The REAL Reason People Don’t Start Businesses
According to a USA Today poll 25% of the American workforce plan to leave their current jobs and start a business of their own. That’s their plan, yet many will never follow through. Here’s why, our brains are better suited to stalking wild prey than to opening up a business. David Laibson and Robert J. Goldman Professor of Economics at Harvard, did some research and came up with an interesting finding: Our minds tend to discount future benefits by about half, while giving full value to immediate gratification.
As an example, suppose you were offered a free 15 minute massage right now or a free 20 minute massage 2 days from now.
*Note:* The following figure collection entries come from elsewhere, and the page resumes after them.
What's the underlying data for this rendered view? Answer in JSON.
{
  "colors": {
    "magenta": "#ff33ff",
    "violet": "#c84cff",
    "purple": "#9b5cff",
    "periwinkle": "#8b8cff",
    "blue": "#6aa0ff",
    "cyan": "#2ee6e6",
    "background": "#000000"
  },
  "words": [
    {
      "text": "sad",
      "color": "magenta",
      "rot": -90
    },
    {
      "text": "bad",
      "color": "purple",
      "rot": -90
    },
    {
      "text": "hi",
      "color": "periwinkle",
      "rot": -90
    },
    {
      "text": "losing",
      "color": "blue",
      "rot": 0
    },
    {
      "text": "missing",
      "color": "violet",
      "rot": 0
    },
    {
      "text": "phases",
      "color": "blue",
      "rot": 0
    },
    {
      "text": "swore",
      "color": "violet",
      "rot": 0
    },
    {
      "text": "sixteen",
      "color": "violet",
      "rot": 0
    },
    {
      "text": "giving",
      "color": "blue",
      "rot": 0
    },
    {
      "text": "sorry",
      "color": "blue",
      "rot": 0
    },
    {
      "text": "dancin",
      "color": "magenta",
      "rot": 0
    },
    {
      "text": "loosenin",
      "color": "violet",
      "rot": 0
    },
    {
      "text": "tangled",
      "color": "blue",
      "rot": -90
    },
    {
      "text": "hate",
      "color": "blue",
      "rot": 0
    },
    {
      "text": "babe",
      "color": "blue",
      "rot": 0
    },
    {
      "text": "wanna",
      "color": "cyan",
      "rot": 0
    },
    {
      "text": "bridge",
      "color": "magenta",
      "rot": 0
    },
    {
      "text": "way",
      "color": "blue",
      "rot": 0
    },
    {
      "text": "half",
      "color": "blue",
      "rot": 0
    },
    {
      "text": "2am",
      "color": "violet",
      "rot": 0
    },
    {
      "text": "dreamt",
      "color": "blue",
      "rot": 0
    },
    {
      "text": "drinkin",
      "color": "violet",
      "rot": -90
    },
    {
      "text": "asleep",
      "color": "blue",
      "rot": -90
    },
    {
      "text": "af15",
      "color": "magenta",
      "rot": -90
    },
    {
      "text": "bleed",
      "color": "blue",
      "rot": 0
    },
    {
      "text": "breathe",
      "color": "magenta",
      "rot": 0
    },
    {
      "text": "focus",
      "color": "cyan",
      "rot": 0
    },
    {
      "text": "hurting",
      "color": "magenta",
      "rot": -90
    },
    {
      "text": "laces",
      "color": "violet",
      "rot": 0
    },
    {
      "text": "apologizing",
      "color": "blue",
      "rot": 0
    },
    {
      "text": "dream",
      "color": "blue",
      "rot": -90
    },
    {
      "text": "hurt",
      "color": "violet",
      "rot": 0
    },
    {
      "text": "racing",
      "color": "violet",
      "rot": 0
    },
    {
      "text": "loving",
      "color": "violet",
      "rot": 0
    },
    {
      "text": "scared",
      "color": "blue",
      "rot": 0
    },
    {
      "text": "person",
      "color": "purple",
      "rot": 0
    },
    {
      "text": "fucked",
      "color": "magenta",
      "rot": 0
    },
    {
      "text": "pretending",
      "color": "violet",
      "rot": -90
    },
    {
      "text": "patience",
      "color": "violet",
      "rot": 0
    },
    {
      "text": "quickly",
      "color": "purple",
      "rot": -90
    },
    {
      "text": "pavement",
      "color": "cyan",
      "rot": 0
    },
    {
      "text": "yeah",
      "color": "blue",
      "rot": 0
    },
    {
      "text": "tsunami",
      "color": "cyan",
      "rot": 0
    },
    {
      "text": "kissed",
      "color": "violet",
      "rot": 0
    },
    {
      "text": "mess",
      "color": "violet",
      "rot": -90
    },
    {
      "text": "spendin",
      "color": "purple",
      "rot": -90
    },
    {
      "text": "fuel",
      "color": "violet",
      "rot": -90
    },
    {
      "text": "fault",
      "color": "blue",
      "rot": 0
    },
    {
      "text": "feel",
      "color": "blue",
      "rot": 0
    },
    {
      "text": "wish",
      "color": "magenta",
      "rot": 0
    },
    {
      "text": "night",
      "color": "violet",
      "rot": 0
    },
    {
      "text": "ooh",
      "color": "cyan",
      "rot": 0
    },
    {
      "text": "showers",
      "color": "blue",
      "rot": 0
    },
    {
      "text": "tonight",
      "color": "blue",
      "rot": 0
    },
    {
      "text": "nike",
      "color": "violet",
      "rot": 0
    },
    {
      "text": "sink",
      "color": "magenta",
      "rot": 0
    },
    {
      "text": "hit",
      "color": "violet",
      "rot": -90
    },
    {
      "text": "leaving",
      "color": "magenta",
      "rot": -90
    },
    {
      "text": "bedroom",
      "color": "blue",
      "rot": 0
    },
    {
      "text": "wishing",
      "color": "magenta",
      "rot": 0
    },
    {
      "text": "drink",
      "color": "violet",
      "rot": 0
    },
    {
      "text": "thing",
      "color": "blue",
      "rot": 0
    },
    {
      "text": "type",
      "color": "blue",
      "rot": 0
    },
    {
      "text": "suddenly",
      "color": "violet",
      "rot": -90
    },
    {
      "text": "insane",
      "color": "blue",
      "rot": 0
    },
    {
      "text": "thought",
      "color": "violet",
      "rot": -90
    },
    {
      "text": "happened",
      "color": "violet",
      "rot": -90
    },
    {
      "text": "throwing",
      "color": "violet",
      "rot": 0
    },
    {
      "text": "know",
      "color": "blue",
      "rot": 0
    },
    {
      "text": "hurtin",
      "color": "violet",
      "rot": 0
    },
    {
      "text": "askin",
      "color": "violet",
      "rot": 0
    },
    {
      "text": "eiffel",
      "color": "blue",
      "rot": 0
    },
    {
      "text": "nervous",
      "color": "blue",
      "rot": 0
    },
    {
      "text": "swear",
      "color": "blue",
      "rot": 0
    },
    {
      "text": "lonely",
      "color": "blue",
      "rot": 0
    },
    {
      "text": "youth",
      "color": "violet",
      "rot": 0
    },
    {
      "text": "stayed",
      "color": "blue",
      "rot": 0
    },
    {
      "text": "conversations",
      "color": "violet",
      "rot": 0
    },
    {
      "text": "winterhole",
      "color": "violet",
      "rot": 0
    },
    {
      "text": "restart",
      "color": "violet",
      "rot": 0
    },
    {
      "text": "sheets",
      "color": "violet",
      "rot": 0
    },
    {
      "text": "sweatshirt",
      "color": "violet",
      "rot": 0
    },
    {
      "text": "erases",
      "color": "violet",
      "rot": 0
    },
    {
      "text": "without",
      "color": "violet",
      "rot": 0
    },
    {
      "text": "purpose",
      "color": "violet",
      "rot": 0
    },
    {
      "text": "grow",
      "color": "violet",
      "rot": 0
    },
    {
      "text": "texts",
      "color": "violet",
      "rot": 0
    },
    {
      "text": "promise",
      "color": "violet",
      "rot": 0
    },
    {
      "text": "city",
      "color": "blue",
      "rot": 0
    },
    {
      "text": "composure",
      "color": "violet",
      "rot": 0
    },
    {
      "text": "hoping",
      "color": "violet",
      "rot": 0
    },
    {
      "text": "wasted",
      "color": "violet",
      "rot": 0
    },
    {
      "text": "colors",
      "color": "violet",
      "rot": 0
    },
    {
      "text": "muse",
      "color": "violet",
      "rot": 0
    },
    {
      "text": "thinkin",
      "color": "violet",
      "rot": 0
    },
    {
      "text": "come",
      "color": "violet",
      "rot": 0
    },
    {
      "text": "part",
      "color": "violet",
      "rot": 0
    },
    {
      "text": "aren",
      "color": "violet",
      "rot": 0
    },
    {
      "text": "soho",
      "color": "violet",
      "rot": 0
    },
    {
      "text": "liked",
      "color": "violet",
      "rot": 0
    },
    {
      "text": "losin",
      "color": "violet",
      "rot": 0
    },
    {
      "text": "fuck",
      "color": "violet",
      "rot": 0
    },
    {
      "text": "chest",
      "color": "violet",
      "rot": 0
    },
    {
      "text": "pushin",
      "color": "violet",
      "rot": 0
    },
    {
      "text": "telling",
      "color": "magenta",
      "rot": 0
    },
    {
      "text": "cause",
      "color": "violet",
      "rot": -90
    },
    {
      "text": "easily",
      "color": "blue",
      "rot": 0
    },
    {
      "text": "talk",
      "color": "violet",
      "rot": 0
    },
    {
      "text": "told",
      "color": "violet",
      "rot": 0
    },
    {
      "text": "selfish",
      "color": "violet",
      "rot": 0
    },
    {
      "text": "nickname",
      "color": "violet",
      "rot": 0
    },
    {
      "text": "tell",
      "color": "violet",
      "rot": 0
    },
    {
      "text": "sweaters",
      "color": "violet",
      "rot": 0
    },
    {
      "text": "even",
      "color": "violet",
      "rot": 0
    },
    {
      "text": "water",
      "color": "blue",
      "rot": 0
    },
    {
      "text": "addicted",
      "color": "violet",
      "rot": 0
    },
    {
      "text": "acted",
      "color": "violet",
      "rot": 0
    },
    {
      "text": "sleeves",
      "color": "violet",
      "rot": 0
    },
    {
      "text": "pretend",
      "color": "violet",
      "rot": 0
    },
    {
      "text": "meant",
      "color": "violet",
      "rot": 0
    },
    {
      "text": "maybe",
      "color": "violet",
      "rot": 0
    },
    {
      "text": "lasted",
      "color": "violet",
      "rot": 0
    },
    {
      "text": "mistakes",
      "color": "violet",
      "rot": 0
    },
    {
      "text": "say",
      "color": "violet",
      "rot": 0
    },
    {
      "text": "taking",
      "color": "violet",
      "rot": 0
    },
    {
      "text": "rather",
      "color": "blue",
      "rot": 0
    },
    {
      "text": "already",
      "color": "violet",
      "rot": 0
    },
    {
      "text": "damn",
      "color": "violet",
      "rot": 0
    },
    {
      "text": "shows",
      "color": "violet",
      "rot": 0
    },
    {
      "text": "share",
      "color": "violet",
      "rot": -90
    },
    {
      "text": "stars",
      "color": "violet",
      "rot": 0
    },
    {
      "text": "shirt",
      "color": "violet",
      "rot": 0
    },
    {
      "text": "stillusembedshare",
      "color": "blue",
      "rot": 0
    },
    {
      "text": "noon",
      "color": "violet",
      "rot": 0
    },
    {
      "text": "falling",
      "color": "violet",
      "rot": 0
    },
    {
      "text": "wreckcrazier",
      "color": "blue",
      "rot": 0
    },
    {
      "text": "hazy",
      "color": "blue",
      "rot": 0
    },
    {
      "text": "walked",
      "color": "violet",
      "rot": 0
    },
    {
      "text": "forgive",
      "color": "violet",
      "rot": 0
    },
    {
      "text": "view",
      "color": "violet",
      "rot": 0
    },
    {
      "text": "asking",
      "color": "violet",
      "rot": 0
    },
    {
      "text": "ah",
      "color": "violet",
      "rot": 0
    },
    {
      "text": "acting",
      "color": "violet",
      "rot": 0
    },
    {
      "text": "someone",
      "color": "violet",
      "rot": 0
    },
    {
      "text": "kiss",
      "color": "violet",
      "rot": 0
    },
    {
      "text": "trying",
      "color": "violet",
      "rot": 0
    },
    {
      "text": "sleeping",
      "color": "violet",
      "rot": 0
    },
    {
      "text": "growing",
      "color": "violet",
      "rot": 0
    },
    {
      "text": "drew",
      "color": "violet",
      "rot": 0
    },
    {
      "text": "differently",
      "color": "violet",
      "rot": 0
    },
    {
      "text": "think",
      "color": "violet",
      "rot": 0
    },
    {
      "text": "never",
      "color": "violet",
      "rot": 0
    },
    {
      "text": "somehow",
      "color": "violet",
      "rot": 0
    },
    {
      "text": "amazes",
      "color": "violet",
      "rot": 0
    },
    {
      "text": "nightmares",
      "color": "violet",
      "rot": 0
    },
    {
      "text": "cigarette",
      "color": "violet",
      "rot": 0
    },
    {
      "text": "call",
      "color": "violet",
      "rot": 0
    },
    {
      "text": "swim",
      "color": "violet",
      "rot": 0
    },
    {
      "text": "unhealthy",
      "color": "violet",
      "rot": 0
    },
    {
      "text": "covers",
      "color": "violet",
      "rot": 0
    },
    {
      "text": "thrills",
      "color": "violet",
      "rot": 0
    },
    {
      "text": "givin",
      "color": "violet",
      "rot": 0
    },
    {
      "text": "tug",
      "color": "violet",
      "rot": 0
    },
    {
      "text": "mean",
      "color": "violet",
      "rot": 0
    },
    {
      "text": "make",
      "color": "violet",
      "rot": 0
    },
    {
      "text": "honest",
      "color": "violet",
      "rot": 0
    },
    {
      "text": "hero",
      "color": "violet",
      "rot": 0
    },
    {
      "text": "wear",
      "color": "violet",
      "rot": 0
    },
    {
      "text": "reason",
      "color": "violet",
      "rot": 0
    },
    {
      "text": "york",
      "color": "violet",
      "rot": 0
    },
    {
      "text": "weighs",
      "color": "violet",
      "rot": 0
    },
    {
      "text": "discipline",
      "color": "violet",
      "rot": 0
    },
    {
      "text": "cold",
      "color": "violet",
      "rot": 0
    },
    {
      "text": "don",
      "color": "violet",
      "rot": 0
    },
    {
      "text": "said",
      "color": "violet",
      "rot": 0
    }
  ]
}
Laibson’s research suggests that most people will opt for the immediate massage.
You can frame each offer numerically: The immediate massage would equal x and the future massage would equal x/2. So, the decision would be framed as 15 vs. 20/2; that is, our mental accounting give the immediate massage a “value” of 15 and the future massage a “value” of 10.
It is easy to see that the people who want to start a business, but don’t, would rather have the immediate gratification of watching TV than the future gratification of being their own boss.
Laibson also described how two different parts of the brain come to opposite conclusions about certain opportunities:
1. The cortex, the rational brain, weighs the future and immediate benefits equally.
2. The basal ganglia, the emotional brain, discounts altogether whatever rewards might exist in the uncertain future.
The easy way to escape this vexing mental conflict is to procrastinate, hoping the need to choose will go away. If you are planning to start a business take control of your situation and take action. If you don’t do anything different today you’ll be in the same situation tomorrow. It takes work, effort, and passing up immediate gratification to start a business.